Чтобы понять философское значение работ Детуша, лучше всего сравнить его основную теорему с аналогичной теоремой Пуанкаре, которая сыграла столь важную роль в эпистемологии классической науки.
Детуш доказывает следующую теорему: "Если сформулированы две физические теории, то имеется возможность построить теорию, которая соединит их в одно целое или объединит"46. Пуанкаре доказывает следующую теорему: "Если явление допускает полное механическое объяснение, оно может допускать бесконечное количество других, которые также будут годиться для всех особенностей, выявляемых в эксперименте"47.
Различные механические объяснения, возможность которых была доказана Пуанкаре, оказываются одинаково приложимыми к одной области феноменологии. Они предполагают, что механическое объяснение возможно всегда. Для Пуанкаре объяснения есть выражения. Механические объяснения, совпадающие друг с другом, являются совпадающими друг с другом языками, и сущность доказательства для Пуанкаре в этом конкретном пункте сводится к созданию словаря для того, чтобы переходить от одного способа выражения к другому. Каждый сможет выбрать такое механическое объяснение, которое ему покажется наиболее удобным. Именно здесь один из корней стремления к удобству, или, лучше сказать, скептицизма в отношении теорий, скептицизма, имевшего столь бурный успех среди философов. Корень этот представляется тем более сильным, что он дает ростки не только на почве математики, но и на почве самой реальности, такой, как она известна в ее механической форме. Более или менее рафинированные языки ученого весьма напоминают переводы с обычного языка.
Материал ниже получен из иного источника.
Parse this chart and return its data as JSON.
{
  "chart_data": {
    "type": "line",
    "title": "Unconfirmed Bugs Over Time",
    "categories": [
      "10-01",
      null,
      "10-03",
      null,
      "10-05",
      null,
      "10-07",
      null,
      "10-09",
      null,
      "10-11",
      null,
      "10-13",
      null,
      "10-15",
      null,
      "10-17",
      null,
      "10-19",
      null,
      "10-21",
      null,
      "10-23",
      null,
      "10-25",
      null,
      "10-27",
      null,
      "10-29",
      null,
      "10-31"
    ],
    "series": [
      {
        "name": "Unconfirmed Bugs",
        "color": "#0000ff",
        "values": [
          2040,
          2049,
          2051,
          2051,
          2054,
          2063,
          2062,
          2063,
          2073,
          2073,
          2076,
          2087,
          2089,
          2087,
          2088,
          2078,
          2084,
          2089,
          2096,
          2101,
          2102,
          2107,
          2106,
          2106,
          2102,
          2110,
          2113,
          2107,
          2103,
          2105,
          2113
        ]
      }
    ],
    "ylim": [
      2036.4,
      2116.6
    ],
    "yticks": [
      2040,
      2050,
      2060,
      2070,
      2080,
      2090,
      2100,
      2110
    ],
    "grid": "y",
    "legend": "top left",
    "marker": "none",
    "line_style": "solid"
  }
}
Вместе с теоремой Детуша появляется духовная уверенность совсем иного рода. Теории здесь не совпадают, а сопоставимы. Сначала они противопоставлены, потом связаны в итоге работы философского отрицания.
В элементарной форме можно выразить это действительно существенное различие философских теорем Пуанкаре и Детуша следующей двойной формулой: для Пуанкаре речь идет о том, чтобы сказать по-другому то же самое. Для Детуша речь идет о том, чтобы сказать иное тем же способом. Переходя от одного к другому, мы переходим от философского "как будто" к философскому отрицанию, от дедуктивной и аналитической эпистемологии к индуктивной и синтетической эпистемологии.